Paracelsus

Why the FDA hasn’t banned potentially toxic BPA (yet)

His name was Theophrastus Philippus Aureolus Bombastus von Hohenheim and his contemporaries called him Paracelsus, but history knows him by this title: the Father of Toxicology. Paracelsus was a 16th century Swiss physician who profoundly influenced our understanding of how chemicals affect the body.

His dictum, “The dose makes the poison,” helped explain that even toxic substances could be safe as long as the amount ingested remained below a certain threshold. It’s still a major principle of modern toxicology, and it’s why the FDA and other government safety offices fight with industry to find that safe level below which the toxins that are part of modern life can be tolerated.

But as science advances, we can detect smaller and smaller doses of chemicals in the human body — as small as one part per trillion, or about one-twentieth of a drop of water in an Olympic-sized swimming pool.

A Centers for Disease Control and Prevention biomonitoring survey found that Americans have traces of 212 environmental chemicals in their bodies — including so-called endocrine disrupters like bisphenol-A (BPA), which may have a major impact on human health even though the dose is barely perceptible.

But our ability to detect chemicals outpaces our ability to understand exactly what exposure means for us — which puts regulatory agencies in a tight spot, especially when the chemicals in question are widely used in modern life and are hard to replace.

That’s exactly where the FDA finds itself with BPA. The chemical has been used since the 1940s to harden polycarbonate plastics and to manufacture epoxy resin, employed in the lining of food and beverage containers, among countless other products.

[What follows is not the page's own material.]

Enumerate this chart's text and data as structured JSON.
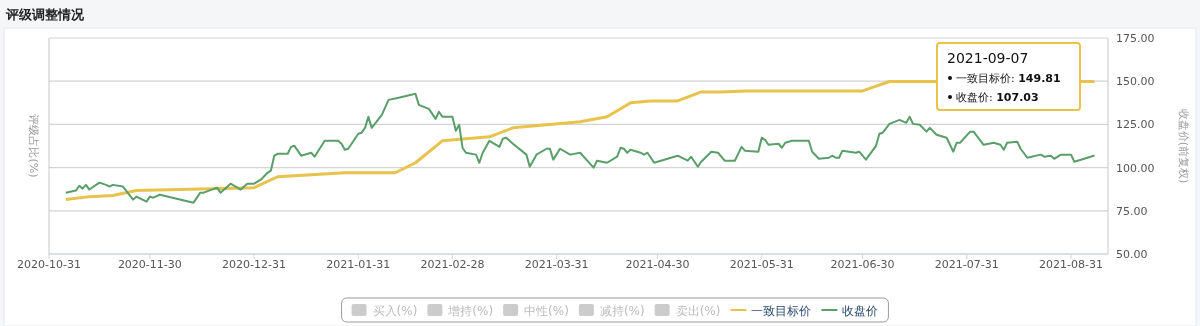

BPA is good at what it does — that’s why some 2.7 billion kg of the chemical are produced globally each year.

But BPA is also a synthetic estrogen — meaning it can mimic or disrupt the effect of that hormone — and both animal and some human studies have associated BPA exposure with health and developmental problems, including cancer, heart disease, diabetes, early puberty, even learning disabilities.

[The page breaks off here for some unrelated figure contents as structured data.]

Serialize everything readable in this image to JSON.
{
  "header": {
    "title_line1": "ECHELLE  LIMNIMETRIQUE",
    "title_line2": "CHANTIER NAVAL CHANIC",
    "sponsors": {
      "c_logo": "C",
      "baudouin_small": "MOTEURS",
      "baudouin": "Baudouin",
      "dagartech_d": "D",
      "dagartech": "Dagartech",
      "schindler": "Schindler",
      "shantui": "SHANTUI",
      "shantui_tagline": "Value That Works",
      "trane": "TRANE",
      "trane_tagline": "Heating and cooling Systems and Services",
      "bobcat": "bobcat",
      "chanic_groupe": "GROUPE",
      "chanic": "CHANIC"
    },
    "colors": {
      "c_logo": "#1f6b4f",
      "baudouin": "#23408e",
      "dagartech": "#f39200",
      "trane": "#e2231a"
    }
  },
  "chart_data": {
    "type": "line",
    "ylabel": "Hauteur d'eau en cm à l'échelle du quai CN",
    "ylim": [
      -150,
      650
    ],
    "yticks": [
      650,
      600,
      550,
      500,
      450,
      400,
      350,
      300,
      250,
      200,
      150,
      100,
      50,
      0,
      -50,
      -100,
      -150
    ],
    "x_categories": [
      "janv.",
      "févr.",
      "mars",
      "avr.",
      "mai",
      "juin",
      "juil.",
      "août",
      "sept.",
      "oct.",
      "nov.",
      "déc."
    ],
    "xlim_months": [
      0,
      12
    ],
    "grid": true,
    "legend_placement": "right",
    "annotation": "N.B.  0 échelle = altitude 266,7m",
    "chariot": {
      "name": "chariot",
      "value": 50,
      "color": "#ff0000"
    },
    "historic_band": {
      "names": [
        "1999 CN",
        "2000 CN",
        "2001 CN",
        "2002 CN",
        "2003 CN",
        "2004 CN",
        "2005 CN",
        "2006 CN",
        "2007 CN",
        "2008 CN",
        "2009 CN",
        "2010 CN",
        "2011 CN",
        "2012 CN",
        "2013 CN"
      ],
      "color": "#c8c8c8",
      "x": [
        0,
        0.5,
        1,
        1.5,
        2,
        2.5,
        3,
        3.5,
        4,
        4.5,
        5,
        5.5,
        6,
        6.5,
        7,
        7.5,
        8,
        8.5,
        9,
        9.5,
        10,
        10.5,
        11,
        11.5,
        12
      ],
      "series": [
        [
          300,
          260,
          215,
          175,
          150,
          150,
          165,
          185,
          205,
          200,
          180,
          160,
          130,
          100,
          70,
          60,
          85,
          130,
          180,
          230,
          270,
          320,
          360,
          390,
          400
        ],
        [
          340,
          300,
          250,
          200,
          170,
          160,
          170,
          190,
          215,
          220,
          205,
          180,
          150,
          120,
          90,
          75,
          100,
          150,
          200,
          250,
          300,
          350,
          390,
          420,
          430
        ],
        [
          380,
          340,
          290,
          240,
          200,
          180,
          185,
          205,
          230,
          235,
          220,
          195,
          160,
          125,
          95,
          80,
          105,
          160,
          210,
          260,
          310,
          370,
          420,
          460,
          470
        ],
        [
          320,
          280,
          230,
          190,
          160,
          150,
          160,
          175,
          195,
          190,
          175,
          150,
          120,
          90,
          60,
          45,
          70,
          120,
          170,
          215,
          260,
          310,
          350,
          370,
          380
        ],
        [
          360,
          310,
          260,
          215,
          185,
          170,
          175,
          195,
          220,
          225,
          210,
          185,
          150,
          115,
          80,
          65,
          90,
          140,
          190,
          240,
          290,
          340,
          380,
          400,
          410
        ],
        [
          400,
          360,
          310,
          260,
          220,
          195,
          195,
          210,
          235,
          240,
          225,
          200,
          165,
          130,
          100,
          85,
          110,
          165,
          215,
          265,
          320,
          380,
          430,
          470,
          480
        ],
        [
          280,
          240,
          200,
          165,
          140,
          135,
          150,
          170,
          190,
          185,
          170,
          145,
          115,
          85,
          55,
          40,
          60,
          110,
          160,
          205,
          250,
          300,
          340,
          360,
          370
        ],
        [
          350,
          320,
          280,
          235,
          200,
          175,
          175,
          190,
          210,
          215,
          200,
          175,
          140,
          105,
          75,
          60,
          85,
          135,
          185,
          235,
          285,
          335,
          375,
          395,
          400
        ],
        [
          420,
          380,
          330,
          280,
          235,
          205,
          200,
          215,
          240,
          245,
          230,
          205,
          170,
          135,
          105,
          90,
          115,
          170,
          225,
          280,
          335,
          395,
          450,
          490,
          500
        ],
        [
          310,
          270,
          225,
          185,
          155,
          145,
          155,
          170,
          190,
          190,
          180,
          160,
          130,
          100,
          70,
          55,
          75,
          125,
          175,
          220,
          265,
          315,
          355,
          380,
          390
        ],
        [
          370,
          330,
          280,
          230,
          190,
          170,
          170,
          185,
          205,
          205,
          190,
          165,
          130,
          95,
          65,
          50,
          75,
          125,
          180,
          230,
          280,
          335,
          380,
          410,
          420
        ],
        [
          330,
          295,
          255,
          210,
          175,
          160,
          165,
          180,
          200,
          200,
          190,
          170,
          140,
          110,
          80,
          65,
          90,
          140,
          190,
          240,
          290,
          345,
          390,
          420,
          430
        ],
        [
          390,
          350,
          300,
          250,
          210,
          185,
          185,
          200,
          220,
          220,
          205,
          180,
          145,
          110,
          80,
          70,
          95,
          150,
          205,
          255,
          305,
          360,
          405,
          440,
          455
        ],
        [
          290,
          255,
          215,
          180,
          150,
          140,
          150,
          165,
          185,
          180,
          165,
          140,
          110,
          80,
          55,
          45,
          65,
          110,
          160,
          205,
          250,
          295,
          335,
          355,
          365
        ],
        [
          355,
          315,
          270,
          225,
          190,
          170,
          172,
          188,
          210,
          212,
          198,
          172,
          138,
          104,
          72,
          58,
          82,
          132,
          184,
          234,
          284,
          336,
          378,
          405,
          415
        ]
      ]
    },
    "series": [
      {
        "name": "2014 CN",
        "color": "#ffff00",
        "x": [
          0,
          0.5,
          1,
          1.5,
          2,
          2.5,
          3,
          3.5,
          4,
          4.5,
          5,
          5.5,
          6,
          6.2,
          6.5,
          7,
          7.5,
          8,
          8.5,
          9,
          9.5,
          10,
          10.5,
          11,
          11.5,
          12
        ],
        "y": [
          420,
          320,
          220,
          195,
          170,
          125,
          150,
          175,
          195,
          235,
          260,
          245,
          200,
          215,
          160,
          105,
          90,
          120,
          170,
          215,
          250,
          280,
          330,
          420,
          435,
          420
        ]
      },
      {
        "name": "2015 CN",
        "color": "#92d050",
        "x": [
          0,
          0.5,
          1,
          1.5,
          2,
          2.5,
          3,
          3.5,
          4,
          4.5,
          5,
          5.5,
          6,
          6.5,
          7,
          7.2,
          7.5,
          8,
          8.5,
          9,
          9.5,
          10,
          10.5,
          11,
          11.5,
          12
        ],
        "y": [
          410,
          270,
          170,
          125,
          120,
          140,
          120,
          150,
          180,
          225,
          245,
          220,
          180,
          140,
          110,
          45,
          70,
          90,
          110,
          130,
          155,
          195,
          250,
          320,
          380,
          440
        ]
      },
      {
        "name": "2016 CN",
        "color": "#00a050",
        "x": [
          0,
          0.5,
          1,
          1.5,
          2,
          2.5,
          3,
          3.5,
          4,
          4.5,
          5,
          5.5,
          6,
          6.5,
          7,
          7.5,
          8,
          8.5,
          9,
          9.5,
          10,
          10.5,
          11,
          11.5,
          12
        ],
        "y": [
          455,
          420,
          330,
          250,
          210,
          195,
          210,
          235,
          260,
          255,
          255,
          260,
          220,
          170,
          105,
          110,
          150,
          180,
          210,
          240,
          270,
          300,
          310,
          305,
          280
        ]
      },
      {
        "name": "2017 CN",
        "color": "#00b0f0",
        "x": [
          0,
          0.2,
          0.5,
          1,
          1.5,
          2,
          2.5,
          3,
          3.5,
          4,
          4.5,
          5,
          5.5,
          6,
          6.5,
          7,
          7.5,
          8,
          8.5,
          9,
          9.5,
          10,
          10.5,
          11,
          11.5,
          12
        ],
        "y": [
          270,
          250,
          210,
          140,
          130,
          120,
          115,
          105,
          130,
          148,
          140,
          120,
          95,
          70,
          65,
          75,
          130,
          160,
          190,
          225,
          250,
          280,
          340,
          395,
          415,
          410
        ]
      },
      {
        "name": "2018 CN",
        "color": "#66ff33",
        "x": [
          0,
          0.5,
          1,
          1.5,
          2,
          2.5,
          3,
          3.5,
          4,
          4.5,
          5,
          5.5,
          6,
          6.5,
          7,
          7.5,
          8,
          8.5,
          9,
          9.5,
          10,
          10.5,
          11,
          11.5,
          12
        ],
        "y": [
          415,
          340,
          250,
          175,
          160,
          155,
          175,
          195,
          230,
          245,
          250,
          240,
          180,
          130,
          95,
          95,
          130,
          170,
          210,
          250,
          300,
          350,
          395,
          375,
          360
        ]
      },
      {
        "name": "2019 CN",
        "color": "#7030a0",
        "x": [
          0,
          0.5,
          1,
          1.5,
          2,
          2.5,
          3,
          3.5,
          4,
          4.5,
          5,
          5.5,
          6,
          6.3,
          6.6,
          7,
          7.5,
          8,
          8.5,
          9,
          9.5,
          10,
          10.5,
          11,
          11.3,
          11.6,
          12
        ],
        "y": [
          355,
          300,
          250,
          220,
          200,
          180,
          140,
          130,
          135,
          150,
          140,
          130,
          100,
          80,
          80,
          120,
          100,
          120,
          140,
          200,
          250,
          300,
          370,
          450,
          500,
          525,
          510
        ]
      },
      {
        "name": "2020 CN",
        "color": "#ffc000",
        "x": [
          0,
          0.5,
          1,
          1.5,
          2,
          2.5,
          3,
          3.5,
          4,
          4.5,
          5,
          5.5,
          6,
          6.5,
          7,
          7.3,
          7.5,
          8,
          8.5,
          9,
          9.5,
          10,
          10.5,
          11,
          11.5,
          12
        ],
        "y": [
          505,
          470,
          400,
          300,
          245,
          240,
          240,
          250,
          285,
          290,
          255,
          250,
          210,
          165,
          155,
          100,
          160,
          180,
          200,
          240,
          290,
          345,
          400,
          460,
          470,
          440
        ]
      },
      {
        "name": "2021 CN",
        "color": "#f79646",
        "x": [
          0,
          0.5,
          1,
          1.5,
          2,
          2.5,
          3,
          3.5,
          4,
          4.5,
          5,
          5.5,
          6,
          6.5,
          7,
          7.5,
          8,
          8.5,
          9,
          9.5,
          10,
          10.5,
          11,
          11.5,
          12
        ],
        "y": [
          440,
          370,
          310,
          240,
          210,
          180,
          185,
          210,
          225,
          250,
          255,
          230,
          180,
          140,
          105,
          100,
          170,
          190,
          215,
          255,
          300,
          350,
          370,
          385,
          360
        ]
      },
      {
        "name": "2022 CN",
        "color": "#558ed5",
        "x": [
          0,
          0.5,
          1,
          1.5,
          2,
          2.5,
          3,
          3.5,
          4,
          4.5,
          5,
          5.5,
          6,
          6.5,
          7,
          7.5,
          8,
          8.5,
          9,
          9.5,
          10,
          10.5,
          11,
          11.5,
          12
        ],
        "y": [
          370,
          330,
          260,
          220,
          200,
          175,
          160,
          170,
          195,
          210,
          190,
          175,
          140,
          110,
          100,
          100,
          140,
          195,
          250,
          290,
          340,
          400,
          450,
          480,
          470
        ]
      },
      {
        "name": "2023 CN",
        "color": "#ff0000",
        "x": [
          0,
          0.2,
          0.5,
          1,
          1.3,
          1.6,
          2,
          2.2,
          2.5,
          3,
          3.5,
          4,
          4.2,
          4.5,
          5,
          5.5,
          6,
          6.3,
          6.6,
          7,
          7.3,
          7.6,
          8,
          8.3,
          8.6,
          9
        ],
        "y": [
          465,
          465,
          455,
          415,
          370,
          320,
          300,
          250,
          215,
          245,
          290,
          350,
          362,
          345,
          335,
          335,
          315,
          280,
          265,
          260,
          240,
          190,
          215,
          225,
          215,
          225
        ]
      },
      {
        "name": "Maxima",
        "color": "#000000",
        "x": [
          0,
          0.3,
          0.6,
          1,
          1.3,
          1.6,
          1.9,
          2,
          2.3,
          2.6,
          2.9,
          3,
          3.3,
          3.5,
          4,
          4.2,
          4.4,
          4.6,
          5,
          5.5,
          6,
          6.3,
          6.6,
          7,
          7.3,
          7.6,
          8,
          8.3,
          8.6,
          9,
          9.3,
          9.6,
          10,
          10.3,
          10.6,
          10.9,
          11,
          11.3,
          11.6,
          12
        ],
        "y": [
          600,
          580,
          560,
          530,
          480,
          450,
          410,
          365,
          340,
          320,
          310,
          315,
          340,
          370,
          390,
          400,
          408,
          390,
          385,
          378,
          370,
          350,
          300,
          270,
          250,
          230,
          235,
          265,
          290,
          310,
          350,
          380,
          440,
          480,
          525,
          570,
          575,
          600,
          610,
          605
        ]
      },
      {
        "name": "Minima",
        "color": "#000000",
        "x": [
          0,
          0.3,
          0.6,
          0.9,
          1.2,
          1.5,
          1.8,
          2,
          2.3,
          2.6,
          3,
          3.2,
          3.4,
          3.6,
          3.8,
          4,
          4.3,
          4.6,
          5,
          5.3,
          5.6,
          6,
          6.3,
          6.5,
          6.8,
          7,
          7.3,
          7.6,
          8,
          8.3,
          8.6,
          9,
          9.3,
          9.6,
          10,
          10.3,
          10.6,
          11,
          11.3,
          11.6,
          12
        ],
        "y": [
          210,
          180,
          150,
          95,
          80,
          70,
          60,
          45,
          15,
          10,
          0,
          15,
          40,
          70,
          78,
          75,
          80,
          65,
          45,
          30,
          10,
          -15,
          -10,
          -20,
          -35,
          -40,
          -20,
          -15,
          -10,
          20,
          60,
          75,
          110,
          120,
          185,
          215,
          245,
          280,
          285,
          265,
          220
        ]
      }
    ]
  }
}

That’s despite the fact that human beings are exposed to such tiny amounts of BPA — perhaps 0.2 micrograms per kg of bodyweight per day for adults, well below the 24-year-old federal safety threshold of 50 micrograms per kg. If BPA is a threat to human health — and many scientists believe it is — the damage is being done in microscopic doses.

So when the evidence is scary but uncertain, what will the federal government do? When it comes to BPA, the answer is not much…..

On March 30, the FDA announced that it was rejecting a petition from the Natural Resources Defense Council (NRDC) to ban BPA from food packaging. The environmental group had filed the petition in 2008, asking the agency to ban BPA from food-contact uses — and when the agency failed to reply, NRDC filed a lawsuit last year that forced it to decide by the end of March.

The FDA declined, arguing that the studies presented by the NRDC and its allies were too thin and too small to be conclusive, with too little research done on humans.